Severe skin and subcutaneous pythiosis in China: Metagenomic identification and characterization of Pythium insidiosum.

Abstract

Pythium insidiosum is a rare fungus-like pathogen that is known to cause pythiosis in mammals with high morbidity and mortality. Identification of the pathogen is essential for timely treatment and rational use of antibiotics. However, Pythium insidiosum is difficult to detect via conventional microbiological tests. The current gold standard is polymerase chain reaction, which is lacking in most hospitals since human pythiosis is rare in China. In this study, we used metagenomic Next-Generation Sequencing and identified Pythium insidiosum in a 56-year-old Chinese male who was hospitalized due to severe edema in the right lower limb with scattered darkening indurations. The patient had a history of cirrhosis and occupational exposure to swamp water. Serological level of immune biomarkers indicated immunodeficiency, and Proteinase 3-Anti-Neutrophil Cytoplasmic Antibody was positive. Surgical incision of the lesions revealed radiating and reticular cutaneous ulcers. Microbial infections were suspected but conventional tests failed to discover the etiology. Empirical use of penicillin, vancomycin, and ceftriaxone had no effect.

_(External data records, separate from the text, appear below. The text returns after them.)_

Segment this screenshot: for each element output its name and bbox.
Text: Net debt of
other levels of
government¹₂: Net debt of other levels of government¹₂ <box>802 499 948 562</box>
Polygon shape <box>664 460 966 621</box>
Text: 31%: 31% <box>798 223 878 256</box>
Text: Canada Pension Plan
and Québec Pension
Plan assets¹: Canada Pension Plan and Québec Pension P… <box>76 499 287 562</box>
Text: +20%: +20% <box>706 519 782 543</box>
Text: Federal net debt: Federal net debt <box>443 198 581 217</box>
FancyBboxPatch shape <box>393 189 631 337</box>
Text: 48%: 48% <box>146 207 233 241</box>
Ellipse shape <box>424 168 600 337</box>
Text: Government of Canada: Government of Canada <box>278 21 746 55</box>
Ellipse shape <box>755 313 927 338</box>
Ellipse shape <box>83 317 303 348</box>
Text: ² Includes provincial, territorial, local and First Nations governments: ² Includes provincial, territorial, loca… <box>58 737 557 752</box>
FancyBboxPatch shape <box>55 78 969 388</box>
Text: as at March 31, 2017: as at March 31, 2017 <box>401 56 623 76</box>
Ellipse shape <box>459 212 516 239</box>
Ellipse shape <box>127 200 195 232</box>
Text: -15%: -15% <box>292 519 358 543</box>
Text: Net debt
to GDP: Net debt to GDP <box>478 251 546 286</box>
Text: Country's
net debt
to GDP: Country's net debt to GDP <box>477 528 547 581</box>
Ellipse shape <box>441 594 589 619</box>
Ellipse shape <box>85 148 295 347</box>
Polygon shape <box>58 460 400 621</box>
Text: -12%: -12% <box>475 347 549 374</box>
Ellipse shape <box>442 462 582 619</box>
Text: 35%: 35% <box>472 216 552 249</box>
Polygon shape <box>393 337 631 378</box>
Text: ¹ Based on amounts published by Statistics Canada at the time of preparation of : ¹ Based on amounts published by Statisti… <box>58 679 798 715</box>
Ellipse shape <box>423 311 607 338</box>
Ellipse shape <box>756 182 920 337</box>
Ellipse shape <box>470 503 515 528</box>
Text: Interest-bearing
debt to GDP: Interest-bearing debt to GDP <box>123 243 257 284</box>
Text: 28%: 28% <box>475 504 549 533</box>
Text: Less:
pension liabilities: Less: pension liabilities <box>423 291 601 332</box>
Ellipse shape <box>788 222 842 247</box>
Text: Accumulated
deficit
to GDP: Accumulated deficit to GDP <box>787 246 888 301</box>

As a result, the peripheral blood and tissue biopsies were sent for metagenomic Next-Generation Sequencing, which reported Pythium insidiosum. This finding was corroborated by pathological staining, whole-genome sequencing, and internal transcribed spacer sequencing. Notably, antifungal treatment was ineffective, but the patient responded well to oral trimethoprim–sulfamethoxazole, which may be due to the folp gene found in Pythium insidiosum genome. Our study prompts future studies to determine the optimal treatment of skin pythiosis.